At the hearing itself, the only testimony presented was by a Government witness, Detective Coffey of the New York City Police Department. Coffey was in supervisory charge of the personnel who actually conducted the wiretap. He testified that he personally was at the central pick-up and processing point 80 to 90 per cent of the time that the tapping was carried on. His uncontradicted testimony showed that an order to record and monitor only conversations pertaining to the defendants named in the court order and only to the pertinent crimes referred to therein had been given him by the Assistant District Attorney in charge of the investigation and also by his immediate police department superior; that the beginning of each conversation was monitored and recorded, but both monitoring and recording were stopped when it had been determined that a call was “not pertinent”; 5 and that none of the approximately 50 privileged conversations were either monitored, recorded or spot-checked. He also testified that careful logs were kept and that these reflected what calls were not recorded. After this testimony, with no evidence having been presented by any of the appellants, the court found that minimization had been achieved.
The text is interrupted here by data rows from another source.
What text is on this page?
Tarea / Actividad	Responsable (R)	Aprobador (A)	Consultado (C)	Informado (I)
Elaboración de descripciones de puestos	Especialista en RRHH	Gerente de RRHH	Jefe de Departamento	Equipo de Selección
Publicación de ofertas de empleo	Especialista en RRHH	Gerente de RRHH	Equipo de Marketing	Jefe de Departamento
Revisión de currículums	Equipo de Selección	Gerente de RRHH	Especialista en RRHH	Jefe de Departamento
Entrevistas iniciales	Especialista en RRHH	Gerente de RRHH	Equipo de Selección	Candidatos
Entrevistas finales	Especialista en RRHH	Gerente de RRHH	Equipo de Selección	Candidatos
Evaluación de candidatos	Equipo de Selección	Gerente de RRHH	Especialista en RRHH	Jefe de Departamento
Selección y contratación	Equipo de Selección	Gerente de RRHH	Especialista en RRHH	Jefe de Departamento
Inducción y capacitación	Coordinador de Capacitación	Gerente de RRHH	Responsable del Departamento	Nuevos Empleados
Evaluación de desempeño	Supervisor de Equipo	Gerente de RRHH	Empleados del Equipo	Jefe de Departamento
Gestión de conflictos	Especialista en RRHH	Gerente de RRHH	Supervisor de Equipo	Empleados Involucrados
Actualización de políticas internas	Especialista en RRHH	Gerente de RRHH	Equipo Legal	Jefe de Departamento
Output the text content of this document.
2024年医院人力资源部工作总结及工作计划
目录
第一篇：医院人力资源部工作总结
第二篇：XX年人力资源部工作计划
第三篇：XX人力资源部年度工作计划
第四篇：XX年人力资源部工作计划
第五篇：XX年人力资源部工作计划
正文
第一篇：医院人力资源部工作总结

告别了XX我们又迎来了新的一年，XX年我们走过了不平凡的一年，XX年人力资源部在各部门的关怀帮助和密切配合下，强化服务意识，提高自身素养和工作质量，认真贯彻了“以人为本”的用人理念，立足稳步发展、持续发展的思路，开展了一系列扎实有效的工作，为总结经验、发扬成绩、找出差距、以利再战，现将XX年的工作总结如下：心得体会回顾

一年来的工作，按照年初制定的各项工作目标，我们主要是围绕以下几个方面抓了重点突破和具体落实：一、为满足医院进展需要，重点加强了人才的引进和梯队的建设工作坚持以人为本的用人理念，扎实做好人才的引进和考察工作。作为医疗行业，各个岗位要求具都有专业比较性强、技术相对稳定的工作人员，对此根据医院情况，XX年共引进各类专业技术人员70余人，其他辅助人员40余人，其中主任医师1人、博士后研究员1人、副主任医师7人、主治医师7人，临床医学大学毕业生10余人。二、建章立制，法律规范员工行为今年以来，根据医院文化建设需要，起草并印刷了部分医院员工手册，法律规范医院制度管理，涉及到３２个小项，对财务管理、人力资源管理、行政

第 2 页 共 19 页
When that ruling was made, and we think this to be critical to our resolution of this aspect of the case, defense counsel neither formally objected to the ruling nor requested the court for a recess or further time to analyze any of the materials connected with the surveillance. 6 In this posture, the question we must resolve is whether the testimony of Detective Coffey, credited fully by the court below, is sufficient to sustain the Government’s burden of proof on the minimization issue. 7 If not sufficient, appellants Rizzo and Benjamin would prevail.

We are met at the outset by the fact that both the trial judge and the Assistant United States Attorney trying the case explicitly assumed that federal standards, i. e., 18 U.S.C. § 2518(5) and case law thereunder, applied to the question of minimization where a state-authorized wiretap is the subject of a motion to suppress in a federal criminal trial. 8 As this court held recently in United States v. Manfredi, 488 F.2d 588, 598-599 (2d Cir. Nov. 23, 1973), the question whether minimization has been achieved where a motion to suppress evidence gathered under a state warrant is made in a federal prosecution must be answered in the first instance by reference to state law. While the district court here did not, of course, have the guidance of Manfredi when it ruled on the motion to suppress, there is no need to remand here because in our judgment the evidence introduced by the Government in the suppression *218 hearing was sufficient to carry the Government’s burden of proof on the minimization question under both state and federal law. Our decision in Manfredi reviewed the various New York cases which construed and applied the minimization requirement imposed under New York CPL § 700.30, subd.